- Born: September 21, 1947 New Orleans, Louisiana, U.S.
- Occupation: Sportswriter, author
- Period: 1969 - 2012 (retired)

= Bernard Fernandez (journalist) =

American sports journalist

Bernard Fernandez (born September 21, 1947) is an American sportswriter and author from New Orleans, Louisiana. He is an inductee into the International Boxing Hall of Fame’s Class of 2020, in the Observer category. Fernandez was a newspaper sportswriter for 43 years before retiring in 2012 after 28 years with Philadelphia Daily News. He is a native of New Orleans, and a long-time resident of Drexel Hill, Pennsylvania, who now splits his time between his hometown and his adopted hometown. A five-term president of the Boxing Writers Association of America, he has been inducted into the Pennsylvania (2005), New Jersey (2013), Atlantic City (2018) and International (2020) Boxing Halls of Fame. He also is a recipient of the Nat Fleischer Award (1998) for Excellence in Boxing Journalism and the Barney Nagler Award (2015) for Long and Meritorious Service to Boxing.

== Publications ==
Fernandez wrote for the Philadelphia Daily News from 1984 - 2012. He has also written for "The Ring" magazine, RingTV.com, TheSweetScience.com, Maxboxing.com, and Sherdog.com. Fernandez also authored "Championship Rounds" with a foreword written by George Foreman in 2020, a collection of 35 of his most popular boxing articles and "Championship Rounds Vol. 2".

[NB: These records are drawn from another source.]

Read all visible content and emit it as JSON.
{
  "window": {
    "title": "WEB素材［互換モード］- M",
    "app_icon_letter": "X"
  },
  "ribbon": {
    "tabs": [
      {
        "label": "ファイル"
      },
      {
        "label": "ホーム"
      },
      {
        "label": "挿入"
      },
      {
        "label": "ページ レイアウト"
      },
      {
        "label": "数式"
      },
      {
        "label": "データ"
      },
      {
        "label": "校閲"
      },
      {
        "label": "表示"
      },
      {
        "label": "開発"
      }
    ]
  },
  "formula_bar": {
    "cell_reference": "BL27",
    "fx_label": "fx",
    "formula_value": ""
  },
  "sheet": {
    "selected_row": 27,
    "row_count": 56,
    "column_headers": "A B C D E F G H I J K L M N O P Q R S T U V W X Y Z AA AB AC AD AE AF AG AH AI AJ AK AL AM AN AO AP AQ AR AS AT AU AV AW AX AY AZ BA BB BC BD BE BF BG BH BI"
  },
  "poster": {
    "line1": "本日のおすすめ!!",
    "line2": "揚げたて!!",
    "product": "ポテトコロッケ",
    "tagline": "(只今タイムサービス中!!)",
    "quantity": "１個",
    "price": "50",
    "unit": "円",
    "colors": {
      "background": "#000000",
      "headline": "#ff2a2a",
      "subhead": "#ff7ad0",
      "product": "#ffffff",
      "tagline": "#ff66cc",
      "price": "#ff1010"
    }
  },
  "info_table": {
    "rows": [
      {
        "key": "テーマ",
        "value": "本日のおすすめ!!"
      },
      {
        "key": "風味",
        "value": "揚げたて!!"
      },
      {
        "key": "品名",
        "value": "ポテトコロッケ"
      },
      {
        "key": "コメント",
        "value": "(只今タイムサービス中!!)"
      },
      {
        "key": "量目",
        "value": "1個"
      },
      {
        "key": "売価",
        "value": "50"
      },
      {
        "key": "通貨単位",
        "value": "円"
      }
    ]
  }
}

== Early life and education ==
Bernard Fernandez was the only child born to Bernard “Jack” Fernandez Sr. and Alice Arseneaux Fernandez. His father was a World War II Navy veteran of the Pacific theater, former professional boxer, and longtime New Orleans police officer. After winning a citywide essay contest for eighth-grade students at Catholic elementary schools in New Orleans in 1961, Bernard was advised by his principal, a nun, that he had a gift for writing and should consider journalism as a career. He graduated from De La Salle High School in 1965 and studied journalism at Louisiana State University in Baton Rouge. His first newspaper job was as a copy boy in the sports department of the Times-Picayune (New Orleans) the summer before his senior year at De La Salle, during which he got his first newspaper bylines covering American Legion baseball games. He was hired as the sports editor of the Houma Courier in August 1969, a month before his 22nd birthday. The Courier won several statewide awards for sports coverage under his leadership before he went on to be on the sports staffs of the Miami Herald, Jackson (Mississippi) Daily News, Pittsburgh Post-Gazette and, for the last 28 years of his 43-year newspaper career, the Philadelphia Daily News, where his principal beats were boxing and Penn State football. At various points he served as president of the Mississippi Sports Writers Association and Boxing Writers Association of America, and he made appearances in three boxing-themed movies: 2016’s “Rocky Balboa,” in which he had a speaking role and played himself, as well as 1999’s “Play It to the Bone” and 2011’s “Real Steel.”

== Awards and honors ==

- In addition to the International Boxing Hall of Fame, is an inductee into the Pennsylvania (2005), New Jersey (2013) and Atlantic City (2018) Boxing Halls of Fame.
- Boxing Writers Association of America Nat Fleischer Award in 1998 for Career Excellence in Boxing Journalism.
- Boxing Writers Association of America Barney Nagler Award in 2015 for Long and Meritorious Service to Boxing.
- The Boxing Writers Association of America’s writing contest awards were renamed “The Bernies” in his honor in June 2012.
- Winner of two first-place and one second-place awards in the national Associated Press Sports Editors (APSE) contest, in addition to three other top 10 finishes.
- Through 2020 the recipient of 108 national, regional, state and local writing and public service awards.